原油高騰でエネルギー転換に拍車~(株)千代田エネルギー会長・田山謙堂氏(中同協顧問)に聞く

 原油が高騰しています。その影響を石油小売業界に長年従事している千代田エネルギー会長の田山謙堂氏(中同協顧問)に12月3日、話を聞きました。

投機的色彩が濃い

 年初、1バーレル57.7ドルだった原油価格が、一時期100ドル近くまで上がり、先週あたりから90ドル台で高止まりしています。これは需給バランスだけでは説明できない異常な高騰です。

 確かに中国やインドで需要の伸びはあるものの、これほどの逼迫(ひっぱく)感はないのではないか。アメリカのサブプライムローン問題などを契機に、投機マネーが金融市場から原油や金などの現物に向かっているから、というのが大方の見方です。

エネルギー転換に拍車

 ガソリンスタンドでも、明らかに消費節約傾向がみられます。一番安い価格で販売する店を紹介するインターネットのサイトへのアクセス数も3~4倍増えているといいます。灯油も急騰しており、これから冬を迎え、北海道などではかなり家計を圧迫するのではないでしょうか。

 CO2削減という地球温暖化問題から、そもそも石油からのエネルギー転換が求められていますが、今回の価格高騰はそれに拍車をかけています。重油を大量に使う製紙やガラス業界では、液化天然ガスへの転換が進んでいます。家庭でも、灯油と価格差がなくなってくれば、電化が急速に進むことが予想されます。

不当廉売に「排除命令」

 石油小売業界では、「差別化できるのは価格だけ」と、価格競争がますます激しくなっています。そうした中で、先月、栃木県小山市で、独占禁止法に基づく「不当廉売排除措置命令」が、公正取引委員会から大手2社に出されました。

 これは、大手2社が、仕入れ価格より安い価格での安売り競争を1カ月以上も繰り広げた結果、周囲の中小小売店が次々閉鎖に追い込まれ、その2社だけで小山市のガソリン販売シェアの41%を占めるに至ったというものです。

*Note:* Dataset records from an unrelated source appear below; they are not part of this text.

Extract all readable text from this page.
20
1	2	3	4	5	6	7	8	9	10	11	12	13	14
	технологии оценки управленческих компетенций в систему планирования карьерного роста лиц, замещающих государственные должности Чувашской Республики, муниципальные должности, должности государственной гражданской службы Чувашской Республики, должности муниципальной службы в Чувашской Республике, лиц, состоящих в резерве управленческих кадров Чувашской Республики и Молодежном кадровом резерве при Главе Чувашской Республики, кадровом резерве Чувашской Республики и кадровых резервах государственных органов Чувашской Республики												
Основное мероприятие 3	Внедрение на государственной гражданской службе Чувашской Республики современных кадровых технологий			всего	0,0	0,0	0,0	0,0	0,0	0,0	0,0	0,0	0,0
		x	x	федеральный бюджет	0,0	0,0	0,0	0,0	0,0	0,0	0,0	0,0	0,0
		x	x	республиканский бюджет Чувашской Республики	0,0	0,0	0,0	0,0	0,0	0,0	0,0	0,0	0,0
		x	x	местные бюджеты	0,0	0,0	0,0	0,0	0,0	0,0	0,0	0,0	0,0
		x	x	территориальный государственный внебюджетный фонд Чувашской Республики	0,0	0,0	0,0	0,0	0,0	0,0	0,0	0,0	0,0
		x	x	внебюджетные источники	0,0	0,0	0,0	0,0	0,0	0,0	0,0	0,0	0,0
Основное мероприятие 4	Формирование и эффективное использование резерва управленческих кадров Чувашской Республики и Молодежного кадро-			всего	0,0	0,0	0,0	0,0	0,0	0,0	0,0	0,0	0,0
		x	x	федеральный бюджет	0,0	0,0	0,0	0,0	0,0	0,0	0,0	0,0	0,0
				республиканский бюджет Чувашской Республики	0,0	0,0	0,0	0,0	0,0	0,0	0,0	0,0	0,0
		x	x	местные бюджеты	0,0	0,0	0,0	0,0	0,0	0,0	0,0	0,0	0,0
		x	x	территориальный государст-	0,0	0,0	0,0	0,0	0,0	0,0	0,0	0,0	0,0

 背景には、石油元売り会社が大型量販店に特別に安い価格で販売していることもあります。これも「差別対価」として独禁法で禁止されていますが、なかなか立証が難しい問題です。安売りは消費者の利益のようにみえますが、「不当廉売」で市場を独占したときは、逆に価格を上げてくることは明らかで、結局消費者の利益にはなりません。

 全国石油商業組合連合会では、このような不公正取引を排除するため、単なる「警告」ではなく、「金銭的不利益処分である課徴金導入が必要」と、独禁法改正に向けた働きかけを始めました。全国中小企業団体中央会も、石油や家電、酒類の小売り団体などに呼びかけ、不公正取引排除に向けた検討を始めました。

 大型店進出で商店街が寂れ、地域全体が寂れていく例は全国にいくらでもあります。地域の経済や雇用を守っている中小企業の発展が重要であることを改めて強調したいと思います。

第二創業へ最後の機会

 今後、エネルギー転換が進むことは確実です。2010年までにバイオエネルギーの割合を20%まで引き上げるという国家プロジェクトも始まっており、当社もバイオエネルギーを扱うガソリンスタンドを1カ所運営しています。しかし、水素や電気自動車の普及に向けた開発が急ピッチで進んでおり、バイオエネルギーは過渡的なものです。

 となると、次の仕事をいかに創造していくかが喫緊の課題です。今が最後の機会かもしれません。廃業を考える同業者が増えていますが、従業員の生活や地域の雇用を考えると、ぜひ第二創業にチャレンジしてほしいと思います。